Stan goes on. “The most alarming thing he’s ever done—that has ever made me think he wants or needs something really urgently—has been, like, running into walls. So building this thing and figuring out a way to tell us to take them somewhere . . . I know it’s awful of me, but I keep thinking maybe this means there’s something out there he can do. You know, some purpose he can serve, some way for him to be independent. And maybe then that means . . . for a time . . . or for once, or just . . .” And he kinds of trails off a bit and looks out the window.

“What?”

“Sometimes,” he says, still looking out the window, “I think about how, if Ted weren’t Ted, I could maybe have my own life that didn’t revolve around just keeping my crazy brother from getting tackle-y all over the place all the time. And I could maybe have friends, who I could actually spend time with, or invite someone over—not just to my house but anywhere, ever, and not worry about Ted, or my dad, or my dad’s reactions to Ted. I mean, this is good, talking to you. But you only know me through Ted and Callie.”

“Stan—”

“It’s fine. Or it’s not fine, but it’s whatever. It’s awful and it’s selfish, and maybe I’m awful and selfish. But I can tell Callie isn’t a burden to you, Lorna.” And I look over at Callie, at my sister, and I don’t know what to tell him. Because I know what he means, but I also don’t. “She’s not like Ted,” Stan goes on. “I mean, I don’t mean that he’s a burden. But, like, for instance, you have a boyfriend. You have friends, you have people over, you have parties where you don’t worry about your sibling tackling someone because the music is weird and not what he thought it would be. Or, I mean. I don’t even know if that’s what he’d do. Or if that is what he would do, I wouldn’t know why he’d do it. I don’t really know why Ted does the things he does when he does them.” And I can tell how much this kills him when he says it.
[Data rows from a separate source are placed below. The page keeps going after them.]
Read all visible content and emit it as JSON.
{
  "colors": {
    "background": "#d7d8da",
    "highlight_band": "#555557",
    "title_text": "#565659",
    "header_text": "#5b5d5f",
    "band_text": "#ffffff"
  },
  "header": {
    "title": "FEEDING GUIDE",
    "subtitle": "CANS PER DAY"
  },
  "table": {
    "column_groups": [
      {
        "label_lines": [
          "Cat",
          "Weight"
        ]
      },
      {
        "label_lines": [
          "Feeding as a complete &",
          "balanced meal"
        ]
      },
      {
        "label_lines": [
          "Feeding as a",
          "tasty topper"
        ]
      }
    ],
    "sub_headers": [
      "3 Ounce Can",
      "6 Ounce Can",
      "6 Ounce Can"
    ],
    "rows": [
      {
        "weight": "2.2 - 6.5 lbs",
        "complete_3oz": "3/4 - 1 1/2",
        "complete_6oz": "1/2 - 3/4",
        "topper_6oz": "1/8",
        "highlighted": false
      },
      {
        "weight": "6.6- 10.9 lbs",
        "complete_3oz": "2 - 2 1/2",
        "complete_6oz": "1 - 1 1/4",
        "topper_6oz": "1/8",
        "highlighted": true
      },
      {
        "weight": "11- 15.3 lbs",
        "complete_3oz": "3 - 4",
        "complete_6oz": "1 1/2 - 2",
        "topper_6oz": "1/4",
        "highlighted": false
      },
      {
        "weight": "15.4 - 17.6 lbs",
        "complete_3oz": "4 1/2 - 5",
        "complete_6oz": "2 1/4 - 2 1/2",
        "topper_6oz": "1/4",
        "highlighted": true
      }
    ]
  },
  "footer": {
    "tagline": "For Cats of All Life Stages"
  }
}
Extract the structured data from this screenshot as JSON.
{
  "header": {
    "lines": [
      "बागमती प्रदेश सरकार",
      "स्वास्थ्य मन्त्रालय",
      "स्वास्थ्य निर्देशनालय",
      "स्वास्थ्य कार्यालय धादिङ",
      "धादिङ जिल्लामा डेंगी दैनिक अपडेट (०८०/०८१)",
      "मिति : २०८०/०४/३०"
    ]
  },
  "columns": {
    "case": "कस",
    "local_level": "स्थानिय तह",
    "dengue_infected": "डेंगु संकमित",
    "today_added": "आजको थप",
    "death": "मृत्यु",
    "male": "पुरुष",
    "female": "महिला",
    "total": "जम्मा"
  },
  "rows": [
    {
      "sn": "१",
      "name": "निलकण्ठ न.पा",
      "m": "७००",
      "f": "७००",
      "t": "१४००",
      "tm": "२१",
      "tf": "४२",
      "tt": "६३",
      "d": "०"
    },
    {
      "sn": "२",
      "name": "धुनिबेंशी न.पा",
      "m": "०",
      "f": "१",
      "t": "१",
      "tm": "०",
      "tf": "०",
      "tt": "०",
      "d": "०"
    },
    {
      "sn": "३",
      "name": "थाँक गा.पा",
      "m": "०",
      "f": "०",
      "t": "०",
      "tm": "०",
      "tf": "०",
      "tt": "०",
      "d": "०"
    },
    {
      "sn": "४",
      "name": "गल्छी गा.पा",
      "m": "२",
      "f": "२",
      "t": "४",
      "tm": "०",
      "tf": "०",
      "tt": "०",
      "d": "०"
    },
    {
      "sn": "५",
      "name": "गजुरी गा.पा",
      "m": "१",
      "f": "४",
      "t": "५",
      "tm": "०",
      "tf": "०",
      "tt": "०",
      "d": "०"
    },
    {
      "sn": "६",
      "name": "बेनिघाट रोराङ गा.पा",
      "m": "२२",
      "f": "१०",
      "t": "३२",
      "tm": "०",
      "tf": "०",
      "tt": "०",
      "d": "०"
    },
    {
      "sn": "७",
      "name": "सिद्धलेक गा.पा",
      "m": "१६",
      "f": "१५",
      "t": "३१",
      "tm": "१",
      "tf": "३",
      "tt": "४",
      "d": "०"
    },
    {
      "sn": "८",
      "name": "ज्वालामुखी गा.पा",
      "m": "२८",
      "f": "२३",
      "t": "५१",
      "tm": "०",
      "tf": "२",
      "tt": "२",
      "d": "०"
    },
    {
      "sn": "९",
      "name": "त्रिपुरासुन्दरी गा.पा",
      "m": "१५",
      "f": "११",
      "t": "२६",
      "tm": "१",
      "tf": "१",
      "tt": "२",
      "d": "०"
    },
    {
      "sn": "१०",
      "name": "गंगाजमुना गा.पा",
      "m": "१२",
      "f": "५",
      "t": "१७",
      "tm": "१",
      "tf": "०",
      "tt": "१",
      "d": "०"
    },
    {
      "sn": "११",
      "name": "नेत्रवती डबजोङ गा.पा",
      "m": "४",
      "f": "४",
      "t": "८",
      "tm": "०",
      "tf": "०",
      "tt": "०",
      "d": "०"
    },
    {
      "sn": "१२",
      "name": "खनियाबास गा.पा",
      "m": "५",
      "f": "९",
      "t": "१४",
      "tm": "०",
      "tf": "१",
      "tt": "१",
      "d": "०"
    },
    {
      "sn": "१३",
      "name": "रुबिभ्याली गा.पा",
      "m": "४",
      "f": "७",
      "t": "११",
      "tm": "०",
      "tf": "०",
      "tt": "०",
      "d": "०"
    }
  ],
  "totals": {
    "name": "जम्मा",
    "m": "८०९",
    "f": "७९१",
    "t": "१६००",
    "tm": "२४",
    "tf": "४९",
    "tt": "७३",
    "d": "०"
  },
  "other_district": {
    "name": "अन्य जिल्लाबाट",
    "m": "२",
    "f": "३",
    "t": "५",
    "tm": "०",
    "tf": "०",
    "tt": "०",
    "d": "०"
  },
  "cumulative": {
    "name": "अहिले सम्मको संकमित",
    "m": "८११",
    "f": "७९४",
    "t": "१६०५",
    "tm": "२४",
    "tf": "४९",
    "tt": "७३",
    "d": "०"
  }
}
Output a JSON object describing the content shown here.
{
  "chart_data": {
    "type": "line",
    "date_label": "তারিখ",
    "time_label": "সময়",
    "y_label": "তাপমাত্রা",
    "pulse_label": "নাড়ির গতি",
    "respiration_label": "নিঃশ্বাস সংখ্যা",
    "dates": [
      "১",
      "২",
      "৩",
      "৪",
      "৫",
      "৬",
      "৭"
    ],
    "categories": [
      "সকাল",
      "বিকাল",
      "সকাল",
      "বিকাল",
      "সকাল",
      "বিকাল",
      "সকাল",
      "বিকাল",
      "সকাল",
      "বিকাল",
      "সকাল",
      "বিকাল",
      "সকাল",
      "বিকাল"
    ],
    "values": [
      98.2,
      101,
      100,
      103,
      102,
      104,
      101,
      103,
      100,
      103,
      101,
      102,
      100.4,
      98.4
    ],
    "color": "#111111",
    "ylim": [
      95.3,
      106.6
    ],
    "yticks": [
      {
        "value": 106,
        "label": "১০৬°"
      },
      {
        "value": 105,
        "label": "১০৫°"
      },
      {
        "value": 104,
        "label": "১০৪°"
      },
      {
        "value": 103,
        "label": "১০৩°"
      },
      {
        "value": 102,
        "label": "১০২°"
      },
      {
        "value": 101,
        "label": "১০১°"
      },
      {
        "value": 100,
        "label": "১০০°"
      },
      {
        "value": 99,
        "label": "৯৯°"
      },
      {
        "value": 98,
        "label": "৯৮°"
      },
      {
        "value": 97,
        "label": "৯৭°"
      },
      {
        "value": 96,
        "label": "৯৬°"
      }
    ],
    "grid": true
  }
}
Stan leans in, kind of looks down at the table or his hands in front of him, and his voice gets quieter. “His whole life. His whole life, and Callie’s whole life, they’ve just . . . they’ve been trapped, basically. Right? Those researchers found them, and then the government just stuck them in homes, just decided on the families they’d grow up with. And the whole time they’re just stuck in their own heads, totally unable to talk to us about what it’s like for them. And then we just stick them in hospitals when things get too weird for us! And in the hospital Jane just sticks them in closed-off spaces and guarded areas where they can only leave when someone else decides, and they have to be there alone without the people who they know and maybe trust.” Stan leans back in the booth, looking exhausted. “Wow. I guess the short version of all that is that I agree with everything you said. And I guess my feelings about this are more complicated than I thought. Which is I guess what happens when you don’t spend a lot of time thinking or talking about them much.”

I want to hug him. Because yes to that whole last bit, and that whole other bit too. But still, when he was talking, I’m sure I made some kind of sour face at him, because I could feel myself judging him for thinking those things. For feeling like his brother was a burden. He’s right that I would never think of Callie like that. Except that I do, a little. And she isn’t even anything at all like Ted.

So “Yeah” is all I say to Stan. “Yes.”

“We’re supposed to be doing this, right? We can do this much for them. Who else is going to? Our parents?”

“Probably not.”

“Their caseworkers?”

“Definitely not.”

“The government?”

“One hundred percent no.”

And then, of course, my phone rings.